In Saturn, Dask clusters are created for specific purposes, for example I may create a Dask cluster for use with an existing Jupyter instance. Or I may create a Dask cluster for use with a scheduled Prefect job. Dask clusters are disposable and light weight - it’s simpler and better to create and destroy them as you need, rather than try to keep them active and share them between multiple users. In addition, a Dask cluster should have the same software configuration as the client that’s using it. You want all the same libraries installed as well as the same version of your code running on that cluster.

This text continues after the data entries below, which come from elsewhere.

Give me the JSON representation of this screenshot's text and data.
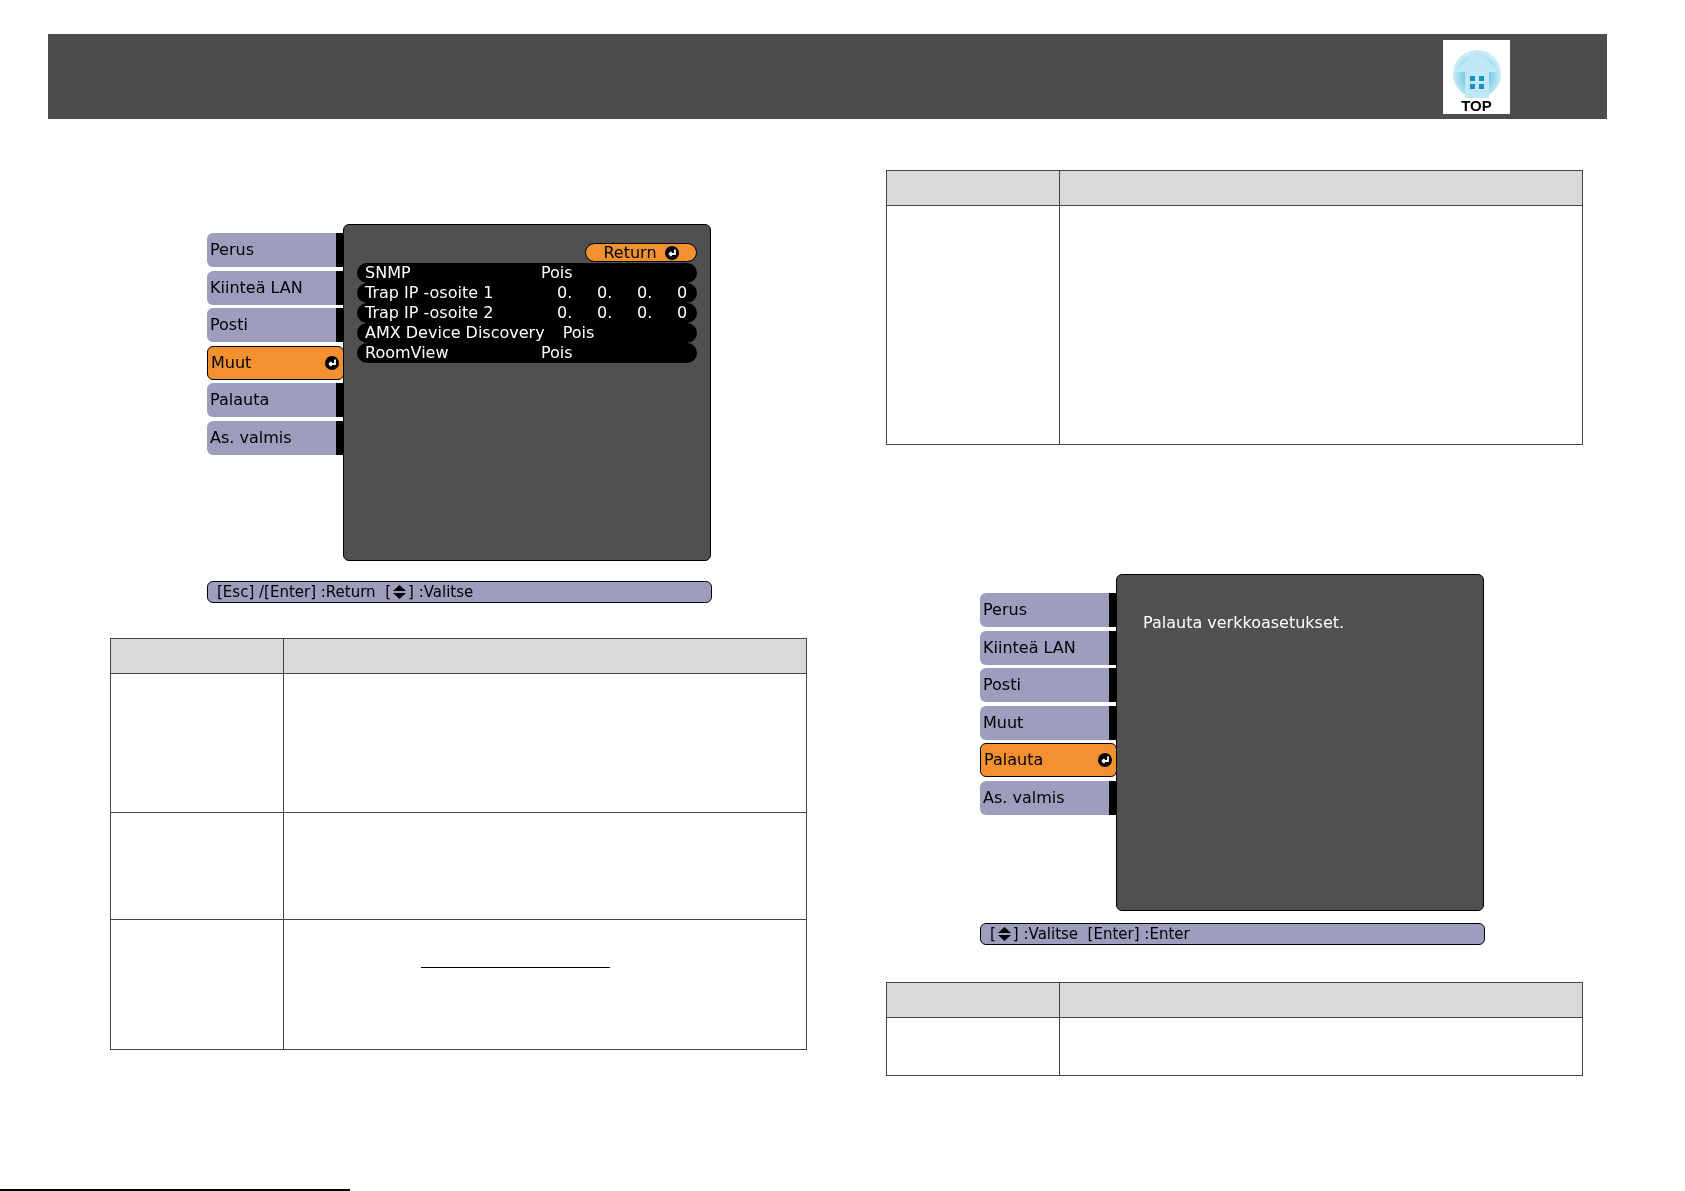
{
  "header": {
    "top_link": {
      "label": "TOP"
    }
  },
  "network_menu": {
    "tabs": [
      {
        "label": "Perus",
        "selected": false
      },
      {
        "label": "Kiinteä LAN",
        "selected": false
      },
      {
        "label": "Posti",
        "selected": false
      },
      {
        "label": "Muut",
        "selected": true
      },
      {
        "label": "Palauta",
        "selected": false
      },
      {
        "label": "As. valmis",
        "selected": false
      }
    ],
    "return_button": {
      "label": "Return"
    },
    "rows": [
      {
        "kind": "value",
        "label": "SNMP",
        "value": "Pois"
      },
      {
        "kind": "ip",
        "label": "Trap IP -osoite 1",
        "octets": [
          "0.",
          "0.",
          "0.",
          "0"
        ]
      },
      {
        "kind": "ip",
        "label": "Trap IP -osoite 2",
        "octets": [
          "0.",
          "0.",
          "0.",
          "0"
        ]
      },
      {
        "kind": "value",
        "label": "AMX Device Discovery",
        "value": "Pois"
      },
      {
        "kind": "value",
        "label": "RoomView",
        "value": "Pois"
      }
    ],
    "help_bar": [
      {
        "kind": "text",
        "text": "[Esc] /[Enter] :Return  ["
      },
      {
        "kind": "updown"
      },
      {
        "kind": "text",
        "text": "] :Valitse"
      }
    ]
  },
  "reset_menu": {
    "tabs": [
      {
        "label": "Perus",
        "selected": false
      },
      {
        "label": "Kiinteä LAN",
        "selected": false
      },
      {
        "label": "Posti",
        "selected": false
      },
      {
        "label": "Muut",
        "selected": false
      },
      {
        "label": "Palauta",
        "selected": true
      },
      {
        "label": "As. valmis",
        "selected": false
      }
    ],
    "message": "Palauta verkkoasetukset.",
    "help_bar": [
      {
        "kind": "text",
        "text": "["
      },
      {
        "kind": "updown"
      },
      {
        "kind": "text",
        "text": "] :Valitse  [Enter] :Enter"
      }
    ]
  }
}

Spinning up Dask Clusters from python
This section is going to assume that we’re running inside Jupyter, but the everything here will work if you’re operating in a Saturn deployment. It’s generally more convenient to spin up dask clusters from Python. We include a
dask-saturn library installed in all our environments, and if you’re building your own images, we strongly recommend you include that library as well. To spin up a dask cluster, execute
from dask_saturn import SaturnCluster cluster = SaturnCluster() cluster
This provisions a Dask cluster that matches your Jupyter instance. It will have the same version of your project checked out, the same docker image, and all of your credentials. Your Jupyter instance is only associated with 1 Dask cluster. If you call
SaturnCluster from multiple notebooks on that Jupyter instance, you will get a reference to the same Dask Cluster. The
SaturnCluster class allows you to specify
n_workers: how many instances to start with
nprocs: the number of processes per machine
nthreads: the number of threads per process
scheduler_size: the size of machine to use for the dask scheduler
worker_size: the size of machine to use for the dask worker
Spinning up Dask Clusters from the UI
This UI is more useful for managing Dask clusters
This is a UI of the same parameters represented above. The “Resource attachment” is what I’m using here to indicate that this dask cluster is for my “website analytics” Jupyter instance.
Once created, there is a card presenting the Dask cluster that can be used to start/stop the Dask cluster.